Film Sexy Killer Dokumentasikan Cengkraman Industri Batu Bara di Indonesia

Reading time: 3 menit
sexy killer
Poster: dok. Greenpeace Indonesia

Jakarta (Greeners) – Film dokumenter “Sexy Killer” garapan Watch Doc bekerjasama dengan Lembaga Swadaya Masyarakat (LSM) Greenpeace Indonesia menjadi perbincangan masyarakat luas. Film yang menyoroti cengkeraman industri batu bara terhadap politik Indonesia ini sukses meraih 12 juta penonton (viewers) di kanal Youtube dalam waktu empat hari.

Juru kampanye Iklim dan Energi Greenpeace, Didit Haryo mengatakan bahwa film Sexy Killer menceritakan sisi lain dari isu energi di Indonesia, yakni sebuah sistem mekanisme yang didesain dan dibuat untuk menguntungkan segelintir orang saja. Film ini juga membangun kesadaran masyarakat asal energi listrik yang selama ini dinikmati dan apa saja dampak dari energi listrik tersebut.

“Masyarakat khususnya tidak pernah tahu cerita dibalik listrik yang mereka gunakan, termasuk cerita bagaimana masyarakat yang tinggal di wilayah pertambangan sangat menderita, dilintasi transportasi tongkang PLTU yang merupakan proyek pembangunan energi tersebut,” kata Didit saat dihubungi Greeners melalui telepon, Rabu (17/04/2019).

BACA JUGA: ICEL Minta KLHK Merevisi Kebijakan Pembuangan Air Limbah PLTU Batu Bara 

Film ini mendokumentasikan berbagai fakta dan masalah yang timbul akibat tambang. Kebutuhan modal yang besar, pelaksanaan peraturan pemerintah yang masih bermasalah, adanya royalti dan pajak serta ketergantungan terhadap infrastuktur pemerintah untuk mengirimkan batu bara ke pasar menjadikan sektor ini terpapar korupsi politik dalam bentuk perdagangan pengaruh, political capture dan regulatory capture.

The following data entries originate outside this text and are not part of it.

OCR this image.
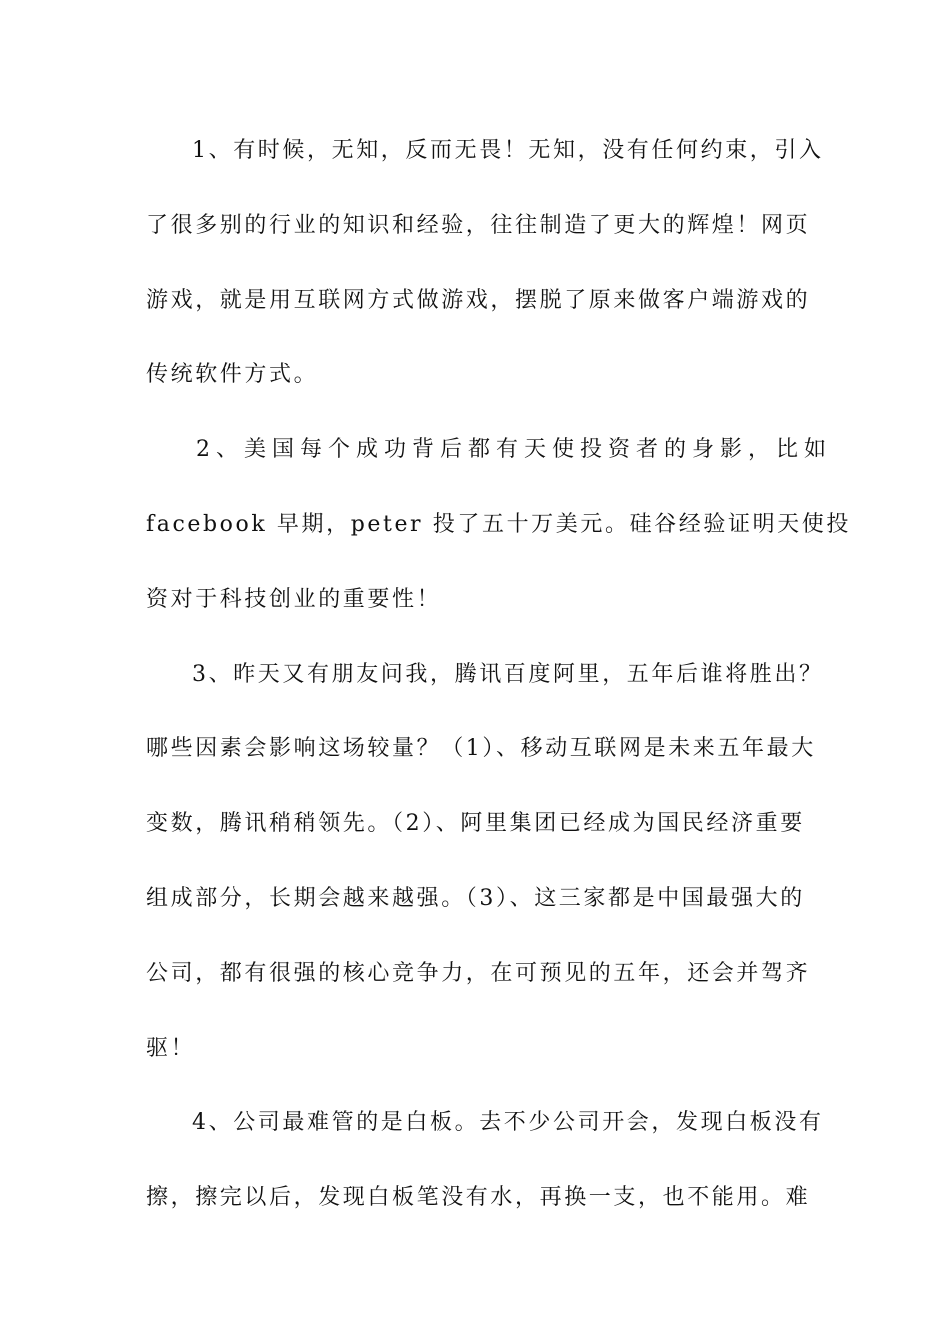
1、有时候，无知，反而无畏！无知，没有任何约束，引入
了很多别的行业的知识和经验，往往制造了更大的辉煌！网页
游戏，就是用互联网方式做游戏，摆脱了原来做客户端游戏的
传统软件方式。
2、美国每个成功背后都有天使投资者的身影，比如
facebook 早期，peter 投了五十万美元。硅谷经验证明天使投
资对于科技创业的重要性！
3、昨天又有朋友问我，腾讯百度阿里，五年后谁将胜出？
哪些因素会影响这场较量？（1）、移动互联网是未来五年最大
变数，腾讯稍稍领先。（2）、阿里集团已经成为国民经济重要
组成部分，长期会越来越强。（3）、这三家都是中国最强大的
公司，都有很强的核心竞争力，在可预见的五年，还会并驾齐
驱！
4、公司最难管的是白板。去不少公司开会，发现白板没有
擦，擦完以后，发现白板笔没有水，再换一支，也不能用。难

Kondisi perusahaan pertambangan batu bara yang harus berurusan dengan pejabat publik mendorong “perselingkuhan” antara perusahaan, birokrat, dan politisi. Didit mengatakan, para elit politik juga menyatukan bisnis dengan politik di sektor pertambangan batu bara, antara lain Aburizal Bakrie (mantan menteri di pemerintahan Susilo Bambang Yudhoyono dan mantan ketua umum Partai Golkar yang kini menjabat sebagai ketua dewan pembina Partai Golkar) dengan Bumi Resources dan Prabowo Subianto (pendiri sekaligus ketua umum Partai Gerindra) dengan grup bisnis Nusantara.

Film ini juga menyoroti keterlibatan elit politik dengan konflik kepentingan yang besar. Menteri Koordinator Bidang Kemaritiman Luhut Binsar Pandjaitan, yang membawahi sektor pertambangan dan energi, merupakan pemegang saham PT Toba Sejahtera. Perusahaan ini memiliki sejumlah anak perusahaan yang terlibat dalam pertambangan batu bara dan Pembangkit Listrik Tenaga Uap (PLTU) Batubara. Beberapa politically-exposed persons (PEPs) lainnya terhubungkan dengan kelompok bisnis ini, termasuk anggota keluarga Luhut, mantan menteri serta pejabat tinggi lainnya, dan pensiunan jenderal.

BACA JUGA: WALHI dan ICEL Minta Isu Lingkungan Dibahas dalam Debat Kedua Pilpres 2019 

Film Sexy Killer makin ramai menjadi perbincangan publik karena dianggap mendorong para penontonnya untuk golput (golong putih) dalam Pemilu 2019 karena kedua calon presiden sama-sama terlibat dalam lingkaran hitam PLTU Batubara ini. Mengenai hal ini, Didit mengatakan bahwa tidak ada ajakan atau dorongan menjadi golput dalam film Sexy Killer, yang diharapkan adalah masyarakat cerdas dalam memilih calon yang mewakili aspirasi masyarakat ke depannya.

“Kita sama sekali tidak mengajak golput. Kalau misalnya ada perasaan atau keinginan orang setelah menonton menjadi golput, ya, itu kan hak orang juga dan dilindungi oleh undang-undang. Momentum pemilu ini juga supaya masyarakat bisa peduli terhadap masalah yang tidak dipahami ini. Kita ingin masyarakat cerdas, paham, dan nantinya mereka bisa menekan siapapun yang nantinya menjadi pemimpin negara ini untuk mengubah atau mendorong peran transformasi energi di negara ini yang lebih adil, berkelanjutan dan lebih baik untuk kita semua,” ujarnya.

Salah satu penonton yang memberikan reaksi atas film dokumenter Sexy Killer ini, Siti (23), berpendapat bahwa film ini membuka pikirannya tentang listrik yang selama ini ia nikmati.

“Biasa banget pake AC di kamar padahal gue lagi nonton tv di ruang tamu dan AC di kamar enggak dimatikan. Terus gue sering banget nyalain keran air padahal udah penuh, cuma supaya gue nyanyi di kamar mandi enggak terdengar keluar. Gue sering banget ngecharge handphone berjam-jam padahal udah penuh, dan gue sering banget nonton tivi tapi guenya tidur. Setelah nonton film ini hati gue teriris ternyata nikmat listrik yang gue pakai ada berjuta-juta manusia yang menderita dan itupun baru kesadaran kecil gue doang,” kata Siti yang berprofesi sebagai karyawan swasta ini.

Sejak pemutaran perdana pada 5 April lalu, film Sexy Killers telah diputar di lebih dari 70 titik lokasi untuk disaksikan bersama dan pada 13 April 2019 telah dipublikasikan di kanal Youtube oleh Watchdoc Image. Sampai berita ini dibuat, film ini sudah disaksikan lebih dari 12 juta penonton.